Grocer to create ‘unique to market’
store in Manalapan
Rendering provided by Cuhaci & Peterson
By Dan Moffett
After a year of impassioned negotiation and ample planning, the arranged marriage between Publix and Manalapan appears headed for the altar.
A short list of design changes from representatives for the supermarket giant persuaded town commissioners to unanimously approve plans for a 26,000-square-foot store in the middle of the Plaza del Mar shopping center.
Publix and Manalapan. Manalapan and Publix. Together at last.
Matt Buehler, retail vice president with Kitson & Partners, the plaza’s landlords, told commissioners the company was building its store specifically with Manalapan in mind. He said extensive renovation of the site would revive a shopping plaza that has languished for years.
And the centerpiece would be the stylish new Publix.
“The grocer is creating a unique store to this market that does not exist in its portfolio today,” Buehler said. “It’s not a stock set of plans that came off the shelf. This is a uniquely designed store that will not exist anywhere else in the country.”
Kitson’s proposed overhaul includes planting 37 royal palm trees, adding two pocket parks and a drip irrigation system, installing LED parking lights, and repaving the entire plaza. Kitson had offered to create an outdoor seating area for roughly 100 people, but dropped the idea when several commissioners objected, fearing a potential nuisance.
The plans go to the town’s architectural committee next. Demolition could begin in October, with construction underway by the first of the year. The Publix is expected to open for business in 2018.
Two skeptics on the commission, Basil Diamond and Simone Bonutti, voted to support Kitson after coaxing concessions from the landlord during three hours of debate at the July 19 town meeting.
Diamond and Bonutti had worried that the store would create traffic bottlenecks on the corner of Ocean Avenue and A1A, disturb neighbors with noise and pollution, and pose safety problems with large delivery trucks driving through the parking lot.
“My concern is the site plan itself,” Diamond said. “Does it make a negative impact on the plaza and the community?”
Buehler said Kitson was willing to build a continuous 8-foot concrete wall along the western and southern boundaries of the property to screen neighbors from delivery vehicles.
Engineers for the developers told the commission that the renovation actually will decrease the total amount of retail space at the plaza by about 20,000 square feet. The plan would also increase the setback area on the south side by about 35 feet, adding to the buffer zone with homeowners. Engineers said the project complies with all town codes and building rules.
Kitson withdrew plans to add a separate liquor package store near the Publix after complaints from several commissioners at the June meeting. Buehler said the two-story tower in the heart of the plaza will be removed, opening the skyline view for neighboring residents.
Robert Rennebaum, a traffic engineer with the West Palm Beach firm of Simmons & White, told commissioners the completed project would “meet all applicable standards.”
Rennebaum said the new Publix figures to generate 615 fewer trips per day — about a 15 percent reduction — than the current limits on the property. “It’s not even close to capacity,” he said.

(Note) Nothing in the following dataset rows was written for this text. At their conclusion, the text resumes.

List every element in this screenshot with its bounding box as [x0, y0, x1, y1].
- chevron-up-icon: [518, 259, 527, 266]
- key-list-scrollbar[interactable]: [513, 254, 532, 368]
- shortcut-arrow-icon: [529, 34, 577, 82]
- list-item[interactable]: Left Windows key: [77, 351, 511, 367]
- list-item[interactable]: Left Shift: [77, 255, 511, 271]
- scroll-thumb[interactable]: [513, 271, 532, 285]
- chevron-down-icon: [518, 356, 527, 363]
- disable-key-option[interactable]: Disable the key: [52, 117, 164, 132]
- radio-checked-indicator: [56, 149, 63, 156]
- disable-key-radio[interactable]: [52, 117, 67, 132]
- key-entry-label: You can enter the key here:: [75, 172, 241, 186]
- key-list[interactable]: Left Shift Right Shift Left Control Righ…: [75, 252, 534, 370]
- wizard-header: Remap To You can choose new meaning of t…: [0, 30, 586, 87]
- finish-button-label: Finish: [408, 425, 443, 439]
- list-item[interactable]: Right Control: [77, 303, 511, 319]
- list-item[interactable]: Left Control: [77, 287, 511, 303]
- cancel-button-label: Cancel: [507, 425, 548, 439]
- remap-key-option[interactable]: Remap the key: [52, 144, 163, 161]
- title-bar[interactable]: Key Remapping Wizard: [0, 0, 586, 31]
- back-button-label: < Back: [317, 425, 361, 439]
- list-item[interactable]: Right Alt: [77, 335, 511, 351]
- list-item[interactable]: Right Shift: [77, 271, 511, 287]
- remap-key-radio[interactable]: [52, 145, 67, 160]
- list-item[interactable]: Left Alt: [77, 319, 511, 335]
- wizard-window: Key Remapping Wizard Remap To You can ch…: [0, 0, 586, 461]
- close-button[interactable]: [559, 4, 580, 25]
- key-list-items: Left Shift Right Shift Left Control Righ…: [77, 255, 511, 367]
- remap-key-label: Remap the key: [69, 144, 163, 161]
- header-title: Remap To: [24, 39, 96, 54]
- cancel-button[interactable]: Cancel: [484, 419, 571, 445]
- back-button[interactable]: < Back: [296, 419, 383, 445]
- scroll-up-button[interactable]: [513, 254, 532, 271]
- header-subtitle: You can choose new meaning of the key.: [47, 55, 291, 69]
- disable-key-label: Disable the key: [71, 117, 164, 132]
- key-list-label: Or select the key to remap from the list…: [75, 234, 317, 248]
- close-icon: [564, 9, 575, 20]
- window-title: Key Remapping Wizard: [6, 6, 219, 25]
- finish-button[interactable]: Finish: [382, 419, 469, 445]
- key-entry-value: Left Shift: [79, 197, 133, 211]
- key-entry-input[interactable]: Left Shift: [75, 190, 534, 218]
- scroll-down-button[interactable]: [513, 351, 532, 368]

Mayor David Cheifetz and Diamond pointed out, however, that current traffic to the plaza falls well below the limits because of underperforming businesses. So, while adding a Publix may not exceed theoretical traffic standards, in the real world, it is virtually certain to draw more cars to the site than go there today.
Buehler assured commissioners that Kitson has the expertise to manage vehicle and foot traffic to the new store: “We do have shopping centers throughout the state of Florida. We’re shopping center experts.”
He said typically, no more than two or three large delivery trucks would be going to the supermarket each day. “There’s not going to be a superhighway going through the center of that shopping center,” he said. “They’ll go to the back of the store, be hidden, then get the heck out of Dodge and nobody will be the wiser.”
The path of the expanded north-south delivery access road will force out a half-dozen businesses, among them Jewelry Artisans, Manalapan Italian Cuisine and Jeannie’s Ocean Boutique. Kitson has given the merchants until Sept. 30 to relocate.
Cheifetz, who as mayor has no vote, said he would have voted to approve the project if allowed. He commended commissioners for “a job well done” in protecting the interests of the town and working to improve plans for Manalapan’s largest commercial project in decades.